Thursday, June 24, 2021

Wilcox County boys faced grand jury indictment for playing baseball in Camden in the summer of 1905

I have always loved baseball. I played Little League, Babe Ruth and high school baseball, and while I was a very average player, I still love the sport. I’m sure a lot of men in the reading audience will know exactly how I feel.

Nowadays, especially this time of year, you can watch a baseball game on television, on a laptop or on your cellphone just about any day of the week. There is no shortage of games to watch when you take into account all of the colleges and professional teams that take the field each and every day. In today’s world, we also don’t give a second thought to sports like baseball being played on Sunday, but this hasn’t always been the case.

Blue laws, which were sometimes called Sunday laws, once existed to prohibit many activities on Sundays, including activities like sports. These laws were passed to encourage people to rest and attend church on Sunday. A common “blue law” that you still see in some places today is the prohibition against alcohol sales on Sundays.

One of the most remarkable blue law incidents in Wilcox County history involved a bunch of young boys and baseball. This happened way back in 1905 when Sunday baseball was pretty much illegal everywhere except for Chicago, Cincinnati and St. Louis. It wasn’t until 1919 that Sunday baseball was legalized in New York City.

In the June 29, 1905 edition of The Wilcox Progressive Era, editor John S. Hunter reported, under the headline “Sunday Ball Players Told to Go Their Way and Sin No More,” that the “cases against the boys who were indicted by the last Grand Jury for playing ball in Camden on Sunday came up before the County Court on Monday, June 26, and the cases were nol prossed on the promise of the participants to play no more ball on Sunday.”

While the story doesn’t mention the names of the boys involved, Hunter did sympathize with them and editorialized about their legal plight.

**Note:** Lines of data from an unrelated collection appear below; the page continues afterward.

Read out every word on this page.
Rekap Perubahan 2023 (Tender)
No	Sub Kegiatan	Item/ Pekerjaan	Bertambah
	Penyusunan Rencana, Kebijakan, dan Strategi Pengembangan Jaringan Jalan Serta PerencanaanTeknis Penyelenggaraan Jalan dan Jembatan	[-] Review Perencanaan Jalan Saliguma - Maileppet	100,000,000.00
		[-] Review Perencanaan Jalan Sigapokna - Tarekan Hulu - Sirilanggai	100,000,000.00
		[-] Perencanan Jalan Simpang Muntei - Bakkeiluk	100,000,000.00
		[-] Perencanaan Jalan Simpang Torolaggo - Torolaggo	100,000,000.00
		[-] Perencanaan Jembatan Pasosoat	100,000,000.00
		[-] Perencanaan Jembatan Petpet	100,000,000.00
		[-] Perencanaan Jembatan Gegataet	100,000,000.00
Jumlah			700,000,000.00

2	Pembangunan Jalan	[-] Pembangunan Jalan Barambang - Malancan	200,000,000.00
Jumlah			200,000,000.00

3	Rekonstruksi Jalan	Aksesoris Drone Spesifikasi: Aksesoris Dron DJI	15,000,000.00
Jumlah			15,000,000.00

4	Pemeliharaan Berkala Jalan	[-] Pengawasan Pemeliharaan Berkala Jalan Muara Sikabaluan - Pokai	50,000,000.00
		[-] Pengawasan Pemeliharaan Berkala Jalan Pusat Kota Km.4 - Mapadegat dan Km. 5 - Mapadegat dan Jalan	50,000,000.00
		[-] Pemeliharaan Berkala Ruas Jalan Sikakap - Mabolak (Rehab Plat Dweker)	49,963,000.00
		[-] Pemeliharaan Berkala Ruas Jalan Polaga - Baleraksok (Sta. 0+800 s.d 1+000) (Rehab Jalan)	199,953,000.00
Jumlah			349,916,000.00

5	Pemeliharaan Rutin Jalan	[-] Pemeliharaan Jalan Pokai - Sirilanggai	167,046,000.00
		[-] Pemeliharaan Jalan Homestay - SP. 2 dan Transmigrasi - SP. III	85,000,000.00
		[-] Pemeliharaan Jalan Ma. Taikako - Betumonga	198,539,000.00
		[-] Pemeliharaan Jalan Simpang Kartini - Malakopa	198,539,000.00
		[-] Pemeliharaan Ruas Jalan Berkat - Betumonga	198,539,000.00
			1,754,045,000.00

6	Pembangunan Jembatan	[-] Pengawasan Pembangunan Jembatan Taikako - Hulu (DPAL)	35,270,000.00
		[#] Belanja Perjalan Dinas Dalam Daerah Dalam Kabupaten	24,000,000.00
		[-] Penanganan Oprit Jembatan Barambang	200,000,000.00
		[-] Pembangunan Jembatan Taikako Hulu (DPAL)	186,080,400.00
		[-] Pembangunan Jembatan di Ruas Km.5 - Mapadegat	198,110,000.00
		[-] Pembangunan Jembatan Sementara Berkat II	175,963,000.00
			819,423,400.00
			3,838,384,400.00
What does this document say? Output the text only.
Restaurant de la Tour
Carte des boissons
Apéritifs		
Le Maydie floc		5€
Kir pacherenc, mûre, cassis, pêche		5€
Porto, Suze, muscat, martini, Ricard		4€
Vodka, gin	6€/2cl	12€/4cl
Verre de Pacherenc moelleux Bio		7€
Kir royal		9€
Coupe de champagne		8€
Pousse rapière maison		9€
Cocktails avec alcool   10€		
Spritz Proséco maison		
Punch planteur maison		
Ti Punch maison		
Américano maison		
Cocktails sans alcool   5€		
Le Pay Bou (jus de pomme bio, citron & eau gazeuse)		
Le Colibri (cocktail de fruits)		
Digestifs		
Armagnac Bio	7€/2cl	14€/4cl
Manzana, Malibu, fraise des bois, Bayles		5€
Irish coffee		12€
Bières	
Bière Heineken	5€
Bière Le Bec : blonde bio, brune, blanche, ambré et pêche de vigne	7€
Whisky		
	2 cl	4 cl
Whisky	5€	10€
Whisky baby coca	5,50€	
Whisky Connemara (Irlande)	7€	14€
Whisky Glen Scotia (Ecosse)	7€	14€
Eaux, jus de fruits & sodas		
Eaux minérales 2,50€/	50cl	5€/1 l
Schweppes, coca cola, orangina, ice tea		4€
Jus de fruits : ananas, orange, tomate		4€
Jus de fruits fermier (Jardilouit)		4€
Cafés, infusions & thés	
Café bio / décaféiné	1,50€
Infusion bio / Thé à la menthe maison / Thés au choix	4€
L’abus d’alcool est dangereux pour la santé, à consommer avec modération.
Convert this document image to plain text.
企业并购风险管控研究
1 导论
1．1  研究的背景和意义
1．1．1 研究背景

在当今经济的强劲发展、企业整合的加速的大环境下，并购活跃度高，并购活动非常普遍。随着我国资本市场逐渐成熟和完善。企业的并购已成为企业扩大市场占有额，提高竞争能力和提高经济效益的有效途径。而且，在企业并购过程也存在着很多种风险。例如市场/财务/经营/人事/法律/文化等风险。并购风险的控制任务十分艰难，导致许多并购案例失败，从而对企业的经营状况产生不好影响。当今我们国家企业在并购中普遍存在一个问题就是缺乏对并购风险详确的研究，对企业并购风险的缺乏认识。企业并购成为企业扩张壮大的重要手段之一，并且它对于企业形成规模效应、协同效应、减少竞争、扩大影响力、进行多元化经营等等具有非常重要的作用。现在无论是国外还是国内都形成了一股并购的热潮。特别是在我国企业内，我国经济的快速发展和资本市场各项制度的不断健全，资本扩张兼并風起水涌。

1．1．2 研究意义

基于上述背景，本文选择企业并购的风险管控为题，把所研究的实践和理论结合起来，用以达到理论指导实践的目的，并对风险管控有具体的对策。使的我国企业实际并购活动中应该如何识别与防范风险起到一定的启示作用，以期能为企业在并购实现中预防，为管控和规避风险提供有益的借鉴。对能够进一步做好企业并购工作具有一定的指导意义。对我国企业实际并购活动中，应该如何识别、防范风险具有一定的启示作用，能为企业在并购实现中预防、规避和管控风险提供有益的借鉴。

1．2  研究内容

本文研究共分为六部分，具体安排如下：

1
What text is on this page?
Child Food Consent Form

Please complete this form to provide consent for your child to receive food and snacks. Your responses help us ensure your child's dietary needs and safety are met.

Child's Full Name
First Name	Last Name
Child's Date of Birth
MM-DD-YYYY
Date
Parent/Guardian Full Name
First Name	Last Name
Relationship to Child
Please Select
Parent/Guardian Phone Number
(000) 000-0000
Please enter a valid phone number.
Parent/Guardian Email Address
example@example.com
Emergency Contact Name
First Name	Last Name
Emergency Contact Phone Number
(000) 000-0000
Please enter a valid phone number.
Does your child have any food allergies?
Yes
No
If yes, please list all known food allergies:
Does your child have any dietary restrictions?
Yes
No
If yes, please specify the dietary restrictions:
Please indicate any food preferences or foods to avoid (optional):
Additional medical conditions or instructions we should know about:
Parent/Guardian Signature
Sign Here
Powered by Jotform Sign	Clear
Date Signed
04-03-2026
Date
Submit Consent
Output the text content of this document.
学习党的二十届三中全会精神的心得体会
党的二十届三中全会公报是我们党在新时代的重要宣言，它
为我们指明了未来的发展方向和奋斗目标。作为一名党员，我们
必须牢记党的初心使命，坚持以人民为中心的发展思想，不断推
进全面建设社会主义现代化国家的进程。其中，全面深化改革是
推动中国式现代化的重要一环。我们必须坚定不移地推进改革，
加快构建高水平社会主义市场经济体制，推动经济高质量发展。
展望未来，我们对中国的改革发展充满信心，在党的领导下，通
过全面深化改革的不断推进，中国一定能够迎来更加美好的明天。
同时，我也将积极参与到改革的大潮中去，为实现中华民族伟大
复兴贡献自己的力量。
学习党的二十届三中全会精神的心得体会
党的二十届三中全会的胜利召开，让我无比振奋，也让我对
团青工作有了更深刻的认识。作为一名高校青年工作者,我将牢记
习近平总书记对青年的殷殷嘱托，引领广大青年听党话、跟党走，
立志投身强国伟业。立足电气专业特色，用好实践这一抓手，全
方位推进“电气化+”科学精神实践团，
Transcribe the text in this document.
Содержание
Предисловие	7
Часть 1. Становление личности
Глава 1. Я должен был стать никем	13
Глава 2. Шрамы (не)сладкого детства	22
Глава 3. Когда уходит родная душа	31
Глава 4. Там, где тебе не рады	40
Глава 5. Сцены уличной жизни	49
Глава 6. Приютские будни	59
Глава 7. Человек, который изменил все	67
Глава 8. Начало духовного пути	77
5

“The long dreary Sundays in the country are spent in various ways,” Hunter wrote. “With the young, the time hangs heavily on their hands. The old-time, rigid, compulsory methods of bygone days now belong to the past, and young America of today keeps pace with civilization and the customs of the present age.”

Despite my best efforts, I was unable to find any additional information about the 1905 Sunday baseball incident in Camden. Apparently, the paper didn’t publish a story about their original arrests, that is, if the young baseballers were even indeed arrested. Reading between the lines, this incident seemed to have been a hot topic in the community since the court’s final decision was so well publicized.

In the end, please let me hear from you if you have any additional information about this incident. More than likely all of the young boys involved have long since passed away, but no doubt many of their descendants still live in the Camden area today. Who knows, maybe some in the reading audience will remember ol’ grandpa telling them about the time he and his buddies got indicted for playing baseball on a Sunday way back in 1905.